Cerebellum in Autism

Alteration in the cerebellar circuitry has been considered a neuropathological feature of ASD. Several studies have reported significant reductions in Purkinje cells in autistic brain [5, 9, 60, 61]. Using situ hybridization histochemistry, Yip et al. [8] showed three major subpopulations of dentate neurons in human brain: (1) the larger sized GABAergic dentate cells that project exclusively to the inferior olivary complex, (2) the smaller GABAergic dentate neurons that project to other dentate neurons, and (3) unlabeled neurons that project to thalamus, red nucleus, and/or brain stem nuclei. A significant reduction in GAD65 mRNA levels in the larger cell population but not in the small-sized cell population was observed; this reduction may disrupt the firing synchrony of inferior olivary neurons and the timing of Purkinje cell firing in the cerebellar circuitry. The simplest and most straightforward interpretation regarding an alteration in cerebellar circuitry in ASD is that a decreased volume of viable tissue due to a reduction in Purkinje cells will lead to abnormally reduced structural morphometry and functional activation.
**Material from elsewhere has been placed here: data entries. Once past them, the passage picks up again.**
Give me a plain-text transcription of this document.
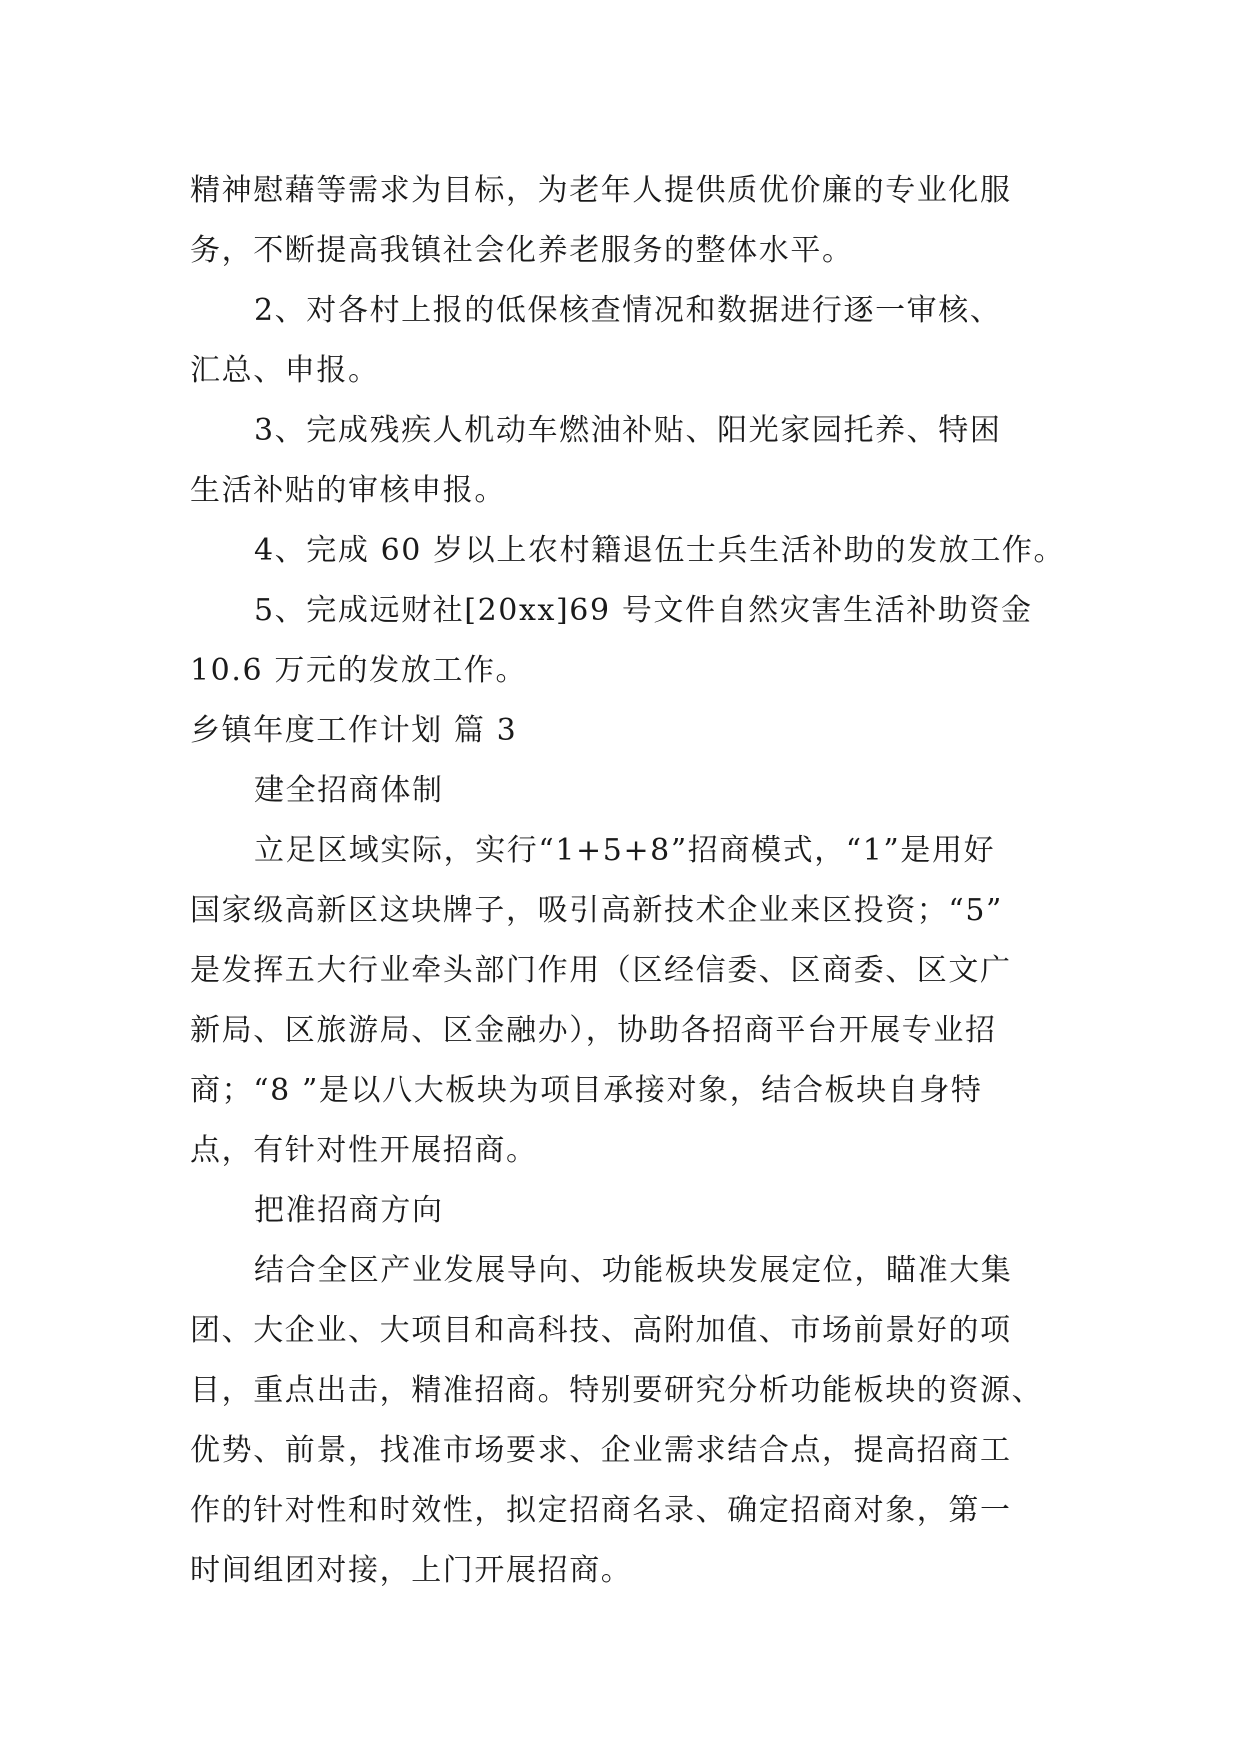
精神慰藉等需求为目标，为老年人提供质优价廉的专业化服

务，不断提高我镇社会化养老服务的整体水平。

2、对各村上报的低保核查情况和数据进行逐一审核、

汇总、申报。

3、完成残疾人机动车燃油补贴、阳光家园托养、特困

生活补贴的审核申报。

4、完成 60 岁以上农村籍退伍士兵生活补助的发放工作。

5、完成远财社[20xx]69 号文件自然灾害生活补助资金

10.6 万元的发放工作。

乡镇年度工作计划 篇 3

建全招商体制

立足区域实际，实行“1+5+8”招商模式，“1”是用好

国家级高新区这块牌子，吸引高新技术企业来区投资；“5”

是发挥五大行业牵头部门作用（区经信委、区商委、区文广

新局、区旅游局、区金融办），协助各招商平台开展专业招

商；“8 ”是以八大板块为项目承接对象，结合板块自身特

点，有针对性开展招商。

把准招商方向

结合全区产业发展导向、功能板块发展定位，瞄准大集

团、大企业、大项目和高科技、高附加值、市场前景好的项

目，重点出击，精准招商。特别要研究分析功能板块的资源、

优势、前景，找准市场要求、企业需求结合点，提高招商工

作的针对性和时效性，拟定招商名录、确定招商对象，第一

时间组团对接，上门开展招商。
Many structural MRI studies have shown that people with ASD show significant morphological variations in the cerebellum [10, 11, 13]. However, controversy remains concerning the nature and the consistency of cerebellar alterations in gray matter and white matter of ASD. For instance, Courchesne et al. [62] showed relatively increased white matter in ASD (from 2 to 3 years old), less gray matter in ASD (at all ages), and reduced volumes of lobules VI–VII in ASD (at all ages). McAlonan et al. [63] reported that white matter volume in cerebellum is reduced in ASD but not statistically significant. Also, Palmen et al. [60] reported that high functioning children with ASD show a global increase in gray matter, but not white matter and cerebellar volume, proportional to the increase in brain volume. Recent work by Scott et al. [15] and Hodeg et al. [17] demonstrated no significant differences in the volume of white matter in cerebellum between controls and children with ASD. These findings correspond to the results of our study showing no significant changes in volumes of bilateral dentatorubrothalamocortical pathways in ASDs.
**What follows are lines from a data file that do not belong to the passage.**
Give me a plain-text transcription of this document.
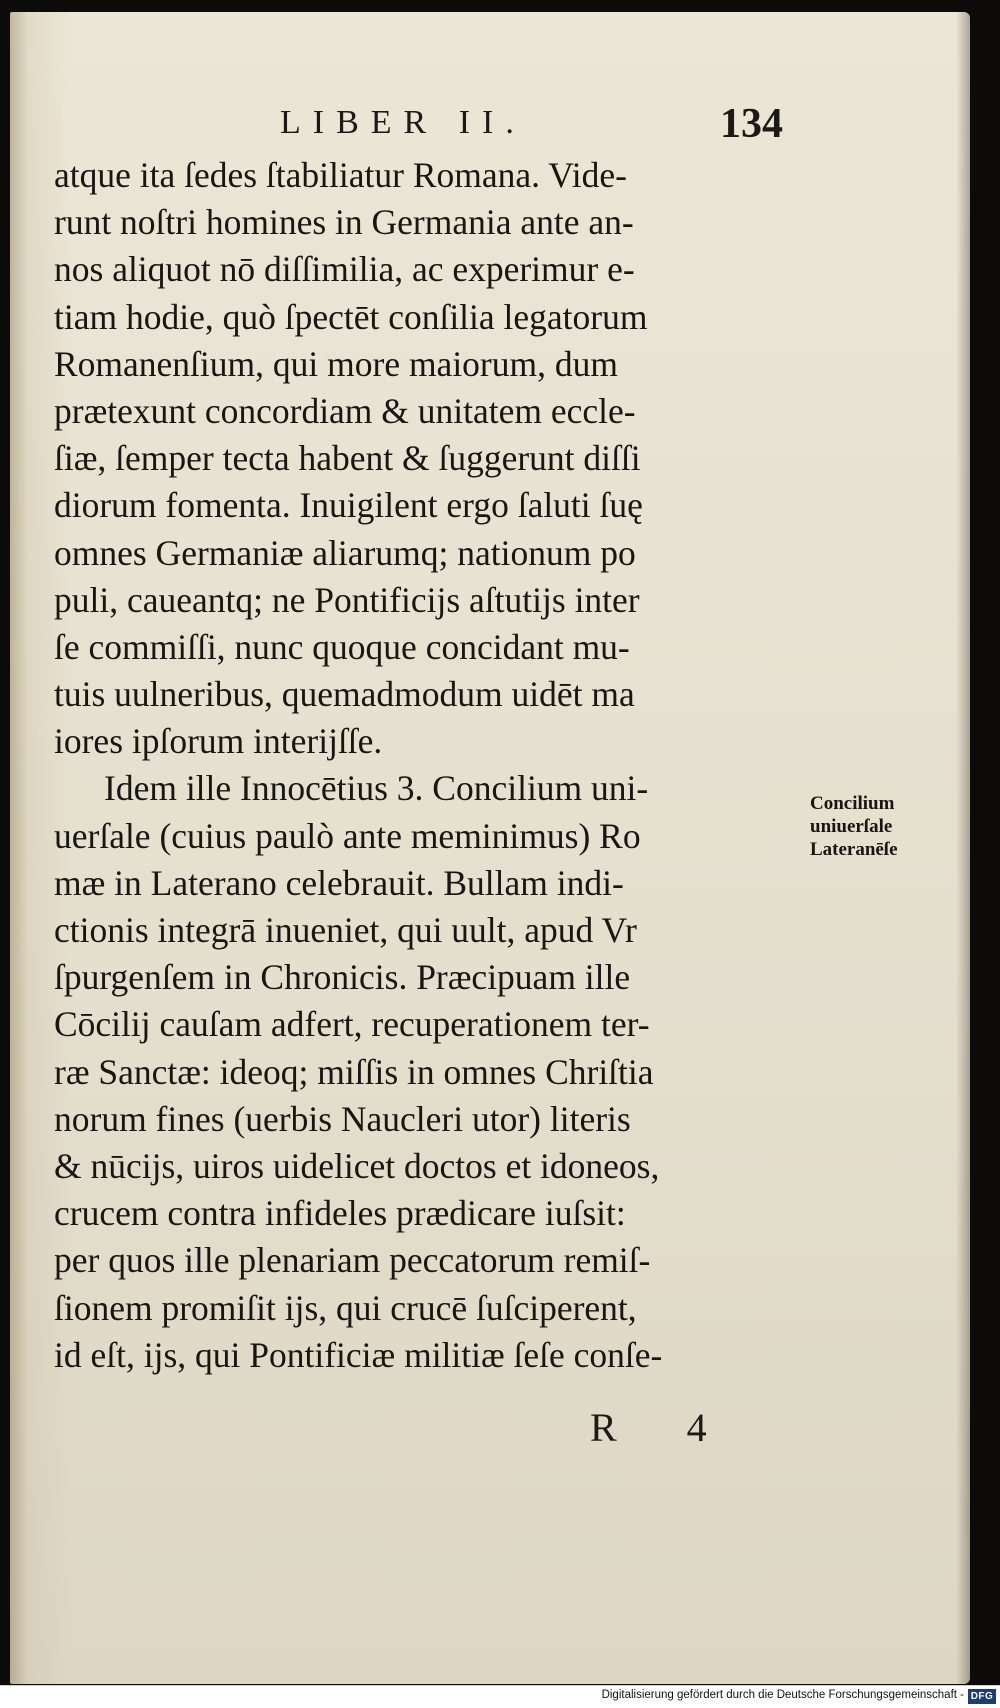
LIBER II.	134
atque ita ſedes ſtabiliatur Romana. Vide-
runt noſtri homines in Germania ante an-
nos aliquot nō diſſimilia, ac experimur e-
tiam hodie, quò ſpectēt conſilia legatorum
Romanenſium, qui more maiorum, dum
prætexunt concordiam & unitatem eccle-
ſiæ, ſemper tecta habent & ſuggerunt diſſi
diorum fomenta. Inuigilent ergo ſaluti ſuę
omnes Germaniæ aliarumq; nationum po
puli, caueantq; ne Pontificijs aſtutijs inter
ſe commiſſi, nunc quoque concidant mu-
tuis uulneribus, quemadmodum uidēt ma
iores ipſorum interijſſe.
Idem ille Innocētius 3. Concilium uni-
uerſale (cuius paulò ante meminimus) Ro
mæ in Laterano celebrauit. Bullam indi-
ctionis integrā inueniet, qui uult, apud Vr
ſpurgenſem in Chronicis. Præcipuam ille
Cōcilij cauſam adfert, recuperationem ter-
ræ Sanctæ: ideoq; miſſis in omnes Chriſtia
norum fines (uerbis Naucleri utor) literis
& nūcijs, uiros uidelicet doctos et idoneos,
crucem contra infideles prædicare iuſsit:
per quos ille plenariam peccatorum remiſ-
ſionem promiſit ijs, qui crucē ſuſciperent,
id eſt, ijs, qui Pontificiæ militiæ ſeſe conſe-
Concilium
uniuerſale
Lateranēſe
R 4
Digitalisierung gefördert durch die Deutsche Forschungsgemeinschaft - DFG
fMRI investigations using saccadic and pursuit eye movement paradigms [14] showed that children with HFA had greater bilateral activation in a frontostriatal circuit including dorsolateral prefrontal cortex, caudate nucleus, medial thalamus, anterior and posterior cingulate cortex, and right dentate nucleus, indicating that systems dedicated to cognitive function (prefrontal–striatal–thalamocortical circuitry) may need to compensate for a disturbance in lower level sensorimotor systems. Another fMRI study using an appositional finger tapping paradigm [16] reported that the HFA group showed reduced activation in the ipsilateral anterior cerebellum, indicating diffusely decreased connectivity across the motor activation network relative to control children. Decreased cerebellar activation in the HFA group may reflect difficulty shifting motor execution from cortical regions associated with effortful control to regions associated with habitual execution. The dissociation of cerebral and cerebellar motor network in the ASD group might be related to our finding, involving a significant decrease in FA of right dorso-rostral dentatothalamocortical pathway of the ASD groups. This pathway is one component of the dentatothalamocortical pathways associated with motor function in dentate nucleus [18, 19]. Similarly, reduced FA in the right dorso-caudal and ventro-caudal dentatothalamocortical pathway of the LFA group may indicate an abnormality of caudal dentate nucleus in the LFA group that is mainly involved with non-motor functional deficits such as cognition/language function [18, 19]. This interpretation is bolstered by the finding within the children with ASD that FA for the ventral–rostral segment of the dentate nucleus was associated with communication skills, whereas the dorsal–rostral segment was more associated with motor functions. In conclusion, taken together with the findings of previous structural and functional MRI studies, our results demonstrate that abnormalities in the axonal integrity of cerebellar white matter may contribute to the behavioral phenotype in ASD.